Among the many unflatteringly depicted figures of various oppressors, were a pig-faced policeman whose helmet read “Mossad” and who wore a scarf with a Jewish Star, as well as an antisemitic caricature of a Jew whose black hat was inscribed with SS runes, and who had bloodshot eyes, fangs, and a serpent’s tongue. Shortly after the unveiling of the painting, complaints started flooding the inbox of the artistic directors.
The directors happened to be another Indonesian artist collective, the ruangrupa (ruru). Ruangrupa were chosen to direct the vision of documenta two years ago, in 2019, and earned accolades for their “postcolonial gaze” and for creating an exhibition “under the sign of collectivity” defined by “collective practices of sharing.”
But their affiliation with the Israel boycott movement, BDS (Boycott, Divestment, Sanctions) had become a source of agitation. Already in the run-up to this year’s documenta 15, doubts were voiced about their appointment, and it appears rightfully so: no Jewish artists had been invited to partake in this year’s event. These accusations came under renewed prominence after the scandal surrounding People’s Justice.
Ruangrupa first reacted to the outrage by covering the artwork; they had it entirely dismantled a day later.
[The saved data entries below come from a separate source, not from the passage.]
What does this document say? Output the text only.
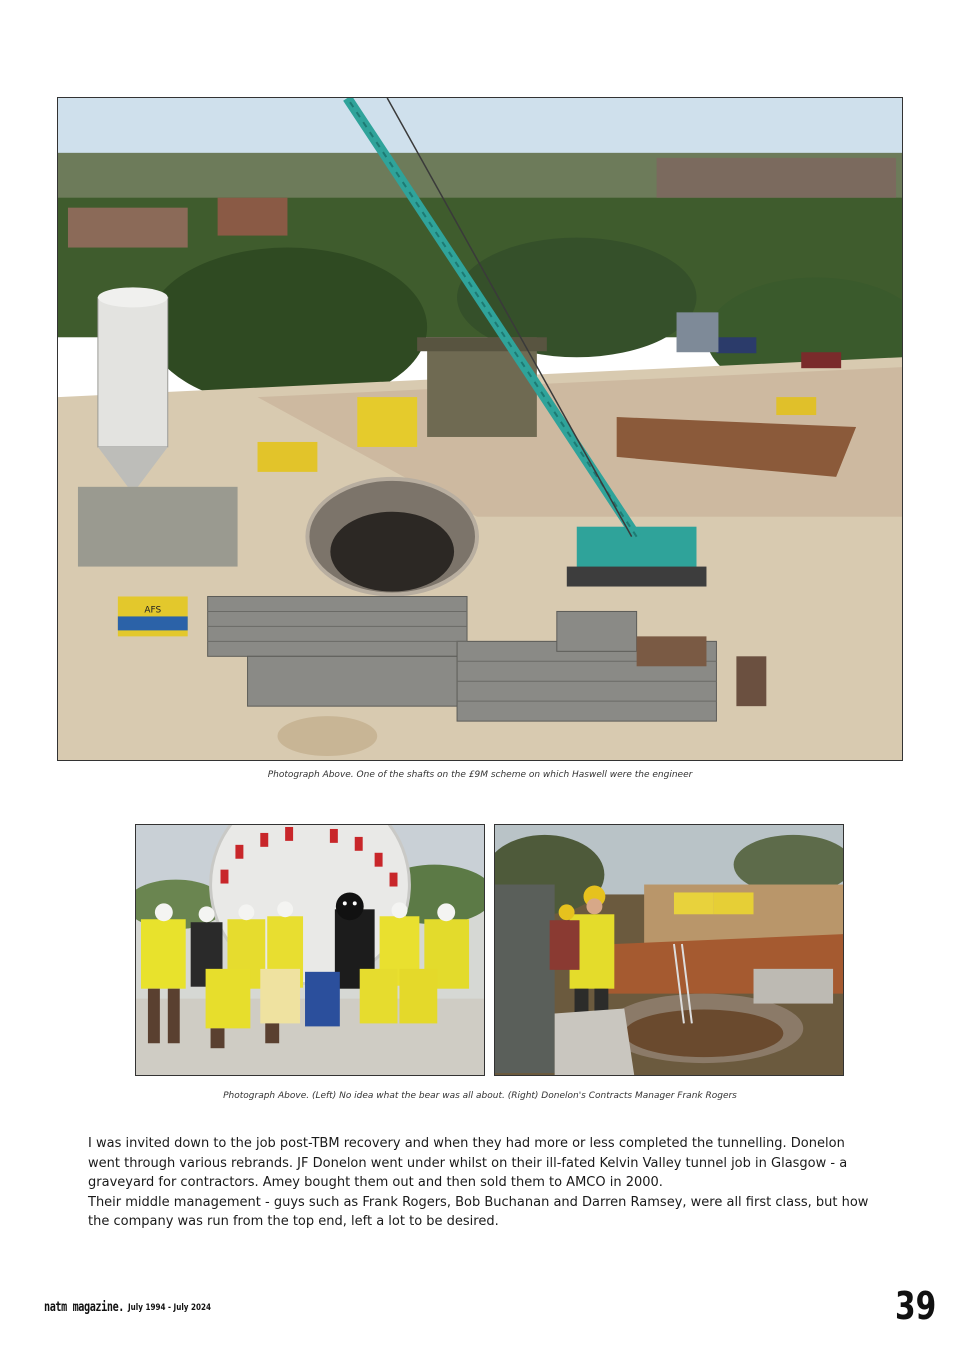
AFS
Photograph Above. One of the shafts on the £9M scheme on which Haswell were the engineer
Photograph Above. (Left) No idea what the bear was all about. (Right) Donelon's Contracts Manager Frank Rogers

I was invited down to the job post-TBM recovery and when they had more or less completed the tunnelling. Donelon went through various rebrands. JF Donelon went under whilst on their ill-fated Kelvin Valley tunnel job in Glasgow - a graveyard for contractors. Amey bought them out and then sold them to AMCO in 2000.

Their middle management - guys such as Frank Rogers, Bob Buchanan and Darren Ramsey, were all first class, but how the company was run from the top end, left a lot to be desired.

natm magazine. July 1994 - July 2024	39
In an official statement, the Indonesian artist collective expressed regret “for the disappointment, shame, frustration, betrayal, and shock this stereotype has caused the viewers and the whole team who has worked hard alongside us to make documenta 15 a reality.” Ruangrupa took responsibility when the collective admitted that “the truth of the matter is that we collectively failed to spot the figure in the work, which is a character that evokes classical stereotypes of antisemitism. We acknowledge that this was our error.”
Their explanation and apology did not smooth the waters for the German public. Various Jewish interest groups, like the newspaper Jüdische Allgemeine, were outraged by the painting and even called for the resignation of Culture Minister Claudia Roth of the Green Party. Roth reminded the media that back in January, when the accusations surrounding ruangrupa’s BDS ties were an issue, she recommended an advisory board of experts for documenta to ensure that no antisemitism would find its way into the exhibition. The mayor of Kassel, where documenta is being held, objected to Roth’s recommendation, saying there would be “no encroachment on artistic freedom” on his watch. Such an act would be tantamount to “censorship,” said Mayor Christian Geselle of the social democratic SPD.
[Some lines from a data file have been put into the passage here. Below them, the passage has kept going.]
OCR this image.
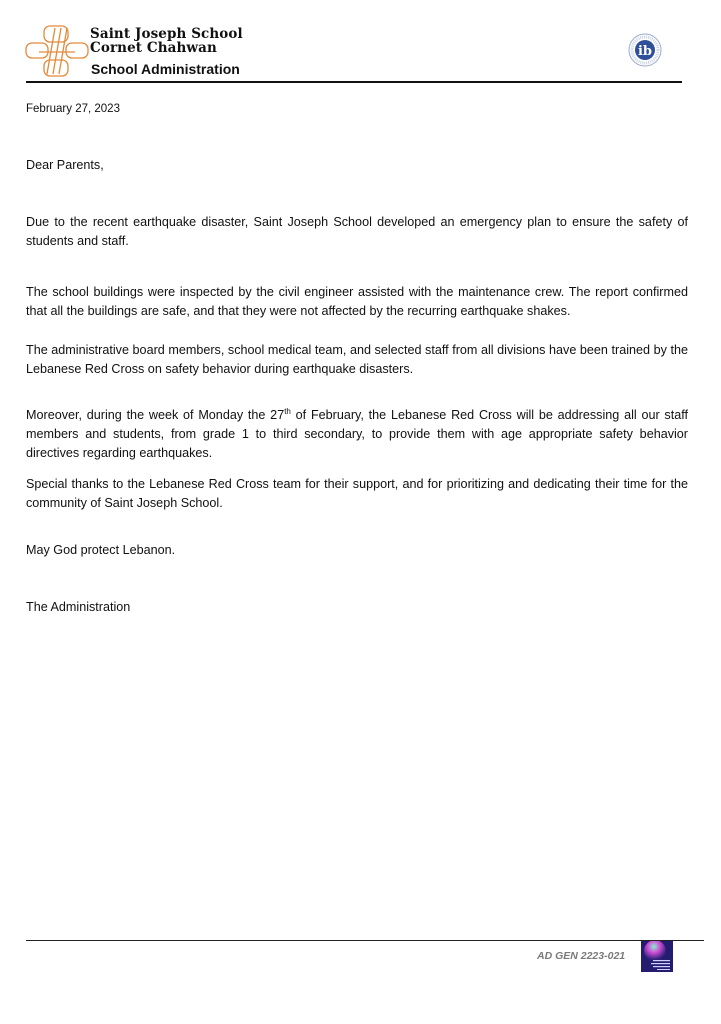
Saint Joseph School
Cornet Chahwan
School Administration
ib
February 27, 2023
Dear Parents,
Due to the recent earthquake disaster, Saint Joseph School developed an emergency plan to ensure the safety of students and staff.
The school buildings were inspected by the civil engineer assisted with the maintenance crew. The report confirmed that all the buildings are safe, and that they were not affected by the recurring earthquake shakes.
The administrative board members, school medical team, and selected staff from all divisions have been trained by the Lebanese Red Cross on safety behavior during earthquake disasters.
Moreover, during the week of Monday the 27th of February, the Lebanese Red Cross will be addressing all our staff members and students, from grade 1 to third secondary, to provide them with age appropriate safety behavior directives regarding earthquakes.
Special thanks to the Lebanese Red Cross team for their support, and for prioritizing and dedicating their time for the community of Saint Joseph School.
May God protect Lebanon.
The Administration
AD GEN 2223-021
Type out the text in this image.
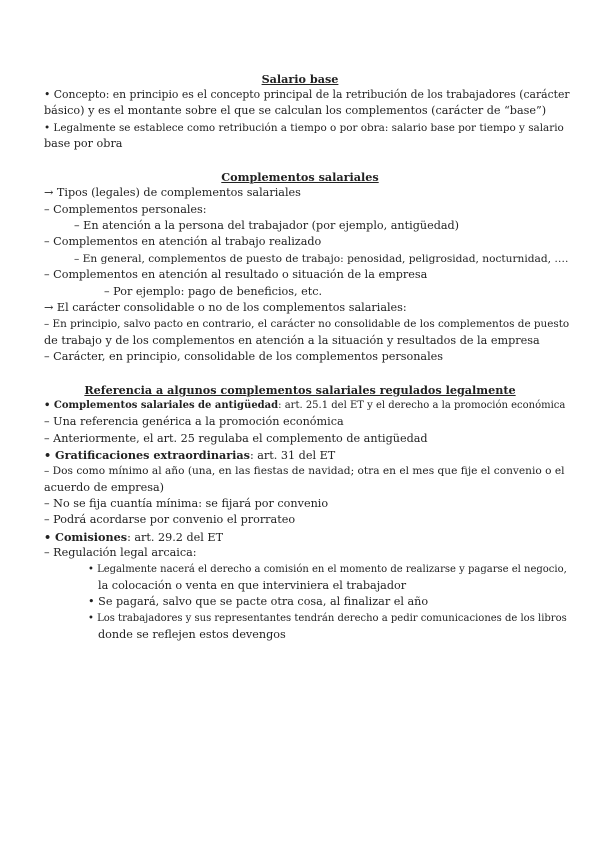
Salario base
• Concepto: en principio es el concepto principal de la retribución de los trabajadores (carácter
básico) y es el montante sobre el que se calculan los complementos (carácter de “base”)
• Legalmente se establece como retribución a tiempo o por obra: salario base por tiempo y salario
base por obra
Complementos salariales
→ Tipos (legales) de complementos salariales
– Complementos personales:
– En atención a la persona del trabajador (por ejemplo, antigüedad)
– Complementos en atención al trabajo realizado
– En general, complementos de puesto de trabajo: penosidad, peligrosidad, nocturnidad, ….
– Complementos en atención al resultado o situación de la empresa
– Por ejemplo: pago de beneficios, etc.
→ El carácter consolidable o no de los complementos salariales:
– En principio, salvo pacto en contrario, el carácter no consolidable de los complementos de puesto
de trabajo y de los complementos en atención a la situación y resultados de la empresa
– Carácter, en principio, consolidable de los complementos personales
Referencia a algunos complementos salariales regulados legalmente
• Complementos salariales de antigüedad: art. 25.1 del ET y el derecho a la promoción económica
– Una referencia genérica a la promoción económica
– Anteriormente, el art. 25 regulaba el complemento de antigüedad
• Gratificaciones extraordinarias: art. 31 del ET
– Dos como mínimo al año (una, en las fiestas de navidad; otra en el mes que fije el convenio o el
acuerdo de empresa)
– No se fija cuantía mínima: se fijará por convenio
– Podrá acordarse por convenio el prorrateo
• Comisiones: art. 29.2 del ET
– Regulación legal arcaica:
• Legalmente nacerá el derecho a comisión en el momento de realizarse y pagarse el negocio,
la colocación o venta en que interviniera el trabajador
• Se pagará, salvo que se pacte otra cosa, al finalizar el año
• Los trabajadores y sus representantes tendrán derecho a pedir comunicaciones de los libros
donde se reflejen estos devengos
So far, the search for a specific someone to take the blame is proving difficult, since neither the artistic directors nor the author of the work is an individual, but rather openly left-wing collectives. While politicians are trying to stay as far away from the scandal as possible—Chancellor Scholz canceled his planned visit to the documenta, and Culture Minister Roth presented a “5-point plan” intended to involve the federal government more in the planning process—the documenta hopes the storm will subside after releasing the two apologies by the respective collectives, and circulating news of the hastily organized panel on Antisemitism in Art, scheduled for June 29th.
In the meantime, the discussion has taken on dimensions far beyond the work of art in question. Once again, the controversy arises over how compatible various anti-discrimination guidelines are with the freedom of expression, and how to deal with the fact that artists from the postcolonial space do not necessarily share the same set of values as large parts of the Western art world.
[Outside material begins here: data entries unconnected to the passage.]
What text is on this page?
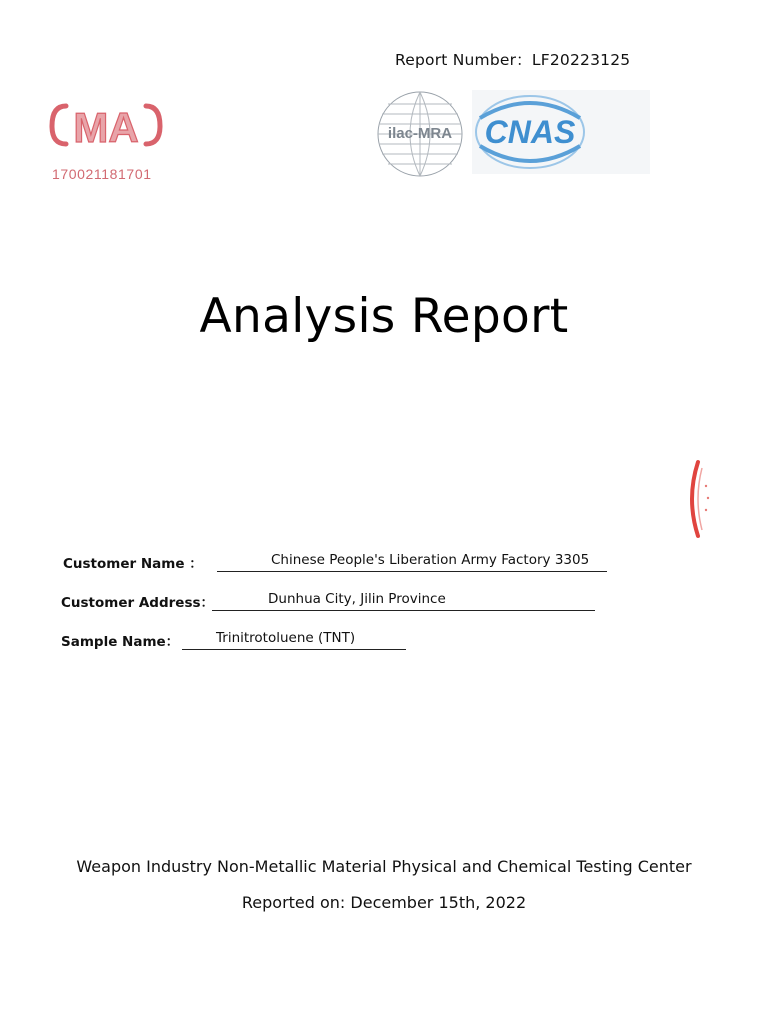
Report Number：LF20223125
MA
170021181701
ilac-MRA CNAS
Analysis Report
Customer Name ：	Chinese People's Liberation Army Factory 3305
Customer Address：	Dunhua City, Jilin Province
Sample Name：	Trinitrotoluene (TNT)
Weapon Industry Non-Metallic Material Physical and Chemical Testing Center
Reported on: December 15th, 2022
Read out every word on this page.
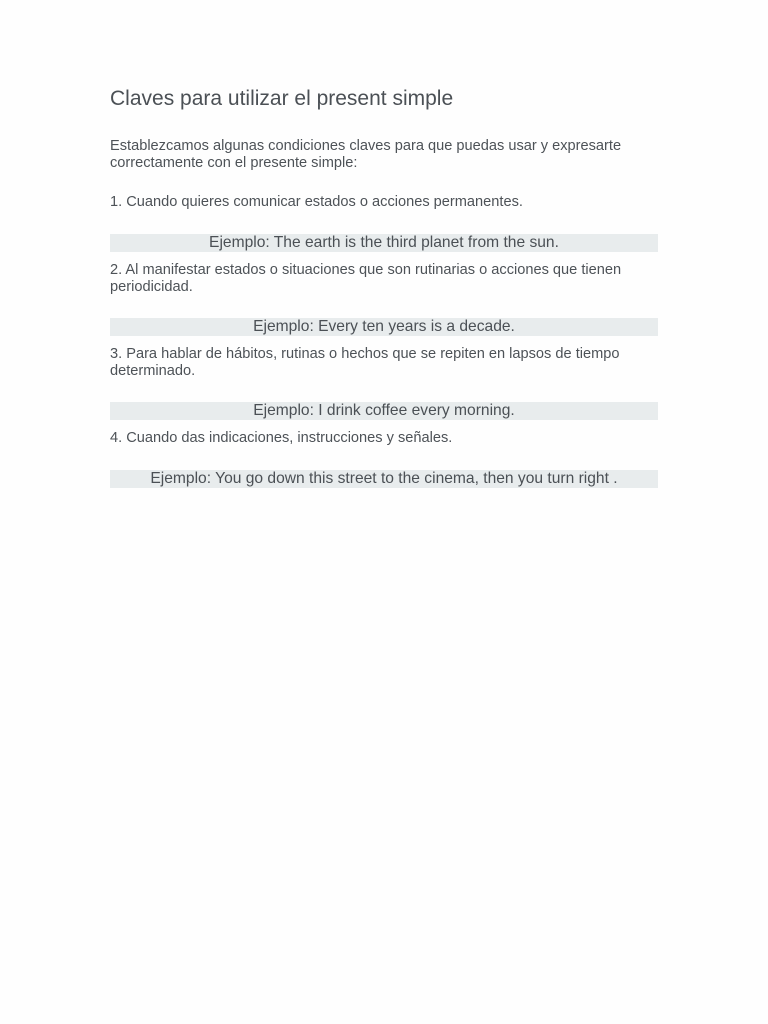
Claves para utilizar el present simple

Establezcamos algunas condiciones claves para que puedas usar y expresarte correctamente con el presente simple:

1. Cuando quieres comunicar estados o acciones permanentes.

Ejemplo: The earth is the third planet from the sun.

2. Al manifestar estados o situaciones que son rutinarias o acciones que tienen periodicidad.

Ejemplo: Every ten years is a decade.

3. Para hablar de hábitos, rutinas o hechos que se repiten en lapsos de tiempo determinado.

Ejemplo: I drink coffee every morning.

4. Cuando das indicaciones, instrucciones y señales.

Ejemplo: You go down this street to the cinema, then you turn right .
The renowned art theorist Bazon Brock, who was significantly involved in documenta 4 in 1968 and is known for his role in the Fluxus movement, criticised this year’s documenta for reflecting the currently prevailing “culturalism” that is not “committed to the Western principle of artistic and scientific freedom,” but instead speaks to “the cultural interests of collectives.” He faulted the abandonment of individual authorship and urgently warned against “the culturalists who destroy everything that possesses the authority that belongs to individual authorship.”